Saving the Amazon Forest has been a topic of conversation for decades -- maintaining its biodiversity will help preserve it in the face of climate change.

Historically, biodiversity has mainly been a topic amongst conservationists and not amongst climate change experts. That is changing with a new study published in Nature Climate Change that concludes biodiversity is crucial in helping the Amazon Forest survive in harsher conditions brought on by climate change.

"Plant trait diversity may enable the Amazon forests, the world's greatest and maybe most fascinating tropical ecosystem, to adjust to some level of climate change -- certain trees dominant today could decrease and their place will be taken by others which are better suited for the new climate conditions in the future," lead-author of the study and PhD at the Potsdam Institute for Climate Impact Research (PIK) Boris Sakschewski said in a press release.

"Biodiversity shows not to be a nice-to-have but indeed a must-have. We find it could be functional for the long-term survival of Earth's large reservoirs of biomass, such as the forests of the Amazon region."

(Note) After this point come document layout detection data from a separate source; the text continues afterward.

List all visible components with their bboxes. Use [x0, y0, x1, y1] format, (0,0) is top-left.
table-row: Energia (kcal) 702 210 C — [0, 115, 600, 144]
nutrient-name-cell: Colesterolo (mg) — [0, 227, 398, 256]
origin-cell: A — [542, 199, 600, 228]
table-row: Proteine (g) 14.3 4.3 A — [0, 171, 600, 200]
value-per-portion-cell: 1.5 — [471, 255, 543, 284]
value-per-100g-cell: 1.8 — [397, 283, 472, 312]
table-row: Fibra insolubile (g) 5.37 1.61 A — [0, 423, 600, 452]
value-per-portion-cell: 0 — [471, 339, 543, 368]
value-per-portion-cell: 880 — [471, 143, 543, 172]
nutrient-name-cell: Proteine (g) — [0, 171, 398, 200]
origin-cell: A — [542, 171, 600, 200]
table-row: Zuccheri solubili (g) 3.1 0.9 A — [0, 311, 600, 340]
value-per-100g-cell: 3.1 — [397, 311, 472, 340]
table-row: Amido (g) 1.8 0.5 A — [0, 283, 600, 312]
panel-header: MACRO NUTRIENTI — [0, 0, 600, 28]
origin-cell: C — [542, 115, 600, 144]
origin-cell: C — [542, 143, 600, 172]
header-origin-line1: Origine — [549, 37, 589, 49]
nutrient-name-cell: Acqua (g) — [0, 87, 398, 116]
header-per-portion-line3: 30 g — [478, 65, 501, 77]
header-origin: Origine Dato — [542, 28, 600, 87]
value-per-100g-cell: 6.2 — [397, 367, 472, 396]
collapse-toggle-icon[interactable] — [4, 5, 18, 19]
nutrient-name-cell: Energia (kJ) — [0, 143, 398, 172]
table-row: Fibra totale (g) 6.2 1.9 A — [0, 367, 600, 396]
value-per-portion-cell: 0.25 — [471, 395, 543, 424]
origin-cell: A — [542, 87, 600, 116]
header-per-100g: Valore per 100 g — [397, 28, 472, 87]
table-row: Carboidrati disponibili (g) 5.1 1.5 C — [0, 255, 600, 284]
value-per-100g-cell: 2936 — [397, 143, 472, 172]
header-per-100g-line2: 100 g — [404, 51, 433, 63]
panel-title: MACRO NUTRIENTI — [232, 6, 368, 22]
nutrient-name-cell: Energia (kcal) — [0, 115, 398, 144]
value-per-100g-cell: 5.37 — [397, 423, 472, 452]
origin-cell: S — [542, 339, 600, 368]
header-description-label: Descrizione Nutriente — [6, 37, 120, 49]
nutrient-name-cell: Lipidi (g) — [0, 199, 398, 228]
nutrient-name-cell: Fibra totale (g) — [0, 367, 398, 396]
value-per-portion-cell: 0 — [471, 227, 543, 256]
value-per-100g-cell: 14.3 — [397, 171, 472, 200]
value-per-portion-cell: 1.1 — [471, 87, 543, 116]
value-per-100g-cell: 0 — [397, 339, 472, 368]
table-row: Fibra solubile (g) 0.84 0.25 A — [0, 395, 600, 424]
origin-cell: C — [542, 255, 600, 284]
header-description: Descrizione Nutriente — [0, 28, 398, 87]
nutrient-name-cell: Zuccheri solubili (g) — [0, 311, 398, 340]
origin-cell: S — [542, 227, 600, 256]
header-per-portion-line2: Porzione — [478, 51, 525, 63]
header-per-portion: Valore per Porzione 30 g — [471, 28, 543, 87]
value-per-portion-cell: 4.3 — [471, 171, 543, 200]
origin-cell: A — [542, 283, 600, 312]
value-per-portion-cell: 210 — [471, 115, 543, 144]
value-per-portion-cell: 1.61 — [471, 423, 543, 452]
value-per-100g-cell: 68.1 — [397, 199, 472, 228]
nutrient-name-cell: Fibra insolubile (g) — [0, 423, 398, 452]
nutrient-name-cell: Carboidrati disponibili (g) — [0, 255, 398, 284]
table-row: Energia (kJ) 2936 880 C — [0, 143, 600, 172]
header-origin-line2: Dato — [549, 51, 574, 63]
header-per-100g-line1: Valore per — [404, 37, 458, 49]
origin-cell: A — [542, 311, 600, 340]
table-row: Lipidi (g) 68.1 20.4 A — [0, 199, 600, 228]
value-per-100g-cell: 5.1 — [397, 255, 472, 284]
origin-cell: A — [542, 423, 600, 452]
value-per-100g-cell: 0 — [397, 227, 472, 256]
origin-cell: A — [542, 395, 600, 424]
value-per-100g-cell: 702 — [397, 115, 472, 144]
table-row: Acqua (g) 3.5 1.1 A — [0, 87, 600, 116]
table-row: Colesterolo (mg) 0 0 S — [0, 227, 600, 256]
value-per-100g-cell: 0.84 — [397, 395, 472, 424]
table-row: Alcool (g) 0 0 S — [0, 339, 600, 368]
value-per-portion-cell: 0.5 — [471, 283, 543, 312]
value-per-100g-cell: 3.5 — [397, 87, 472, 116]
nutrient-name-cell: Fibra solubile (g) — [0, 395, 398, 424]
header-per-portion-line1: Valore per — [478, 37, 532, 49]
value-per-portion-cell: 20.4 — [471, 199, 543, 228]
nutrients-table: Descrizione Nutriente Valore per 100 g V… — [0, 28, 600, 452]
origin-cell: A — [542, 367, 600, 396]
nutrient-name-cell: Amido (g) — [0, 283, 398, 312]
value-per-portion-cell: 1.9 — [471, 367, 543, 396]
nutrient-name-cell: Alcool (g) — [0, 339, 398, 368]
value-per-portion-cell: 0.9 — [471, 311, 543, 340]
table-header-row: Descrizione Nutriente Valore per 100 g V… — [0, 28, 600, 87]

The team of scientists created models to simulate how biodiversity affects individual tree growth.They found that the Amazon Forest was better able to adjust when there was a higher level of biodiversity through a process called "ecological sorting" as the Amazon was able to keep its function of absorbing more carbon than it releases.

This study's positive outcome depends on the level of climate change that the Amazon Forest experiences. Biodiversity is only an effective tool at combating climate change if the changing conditions are moderate.

Supposing we stay on the current climate change trajectory, the scientific models predict that less than 20 percent of the Amazon Forest will reap the benefits of biomass recovery that come from biodiversity.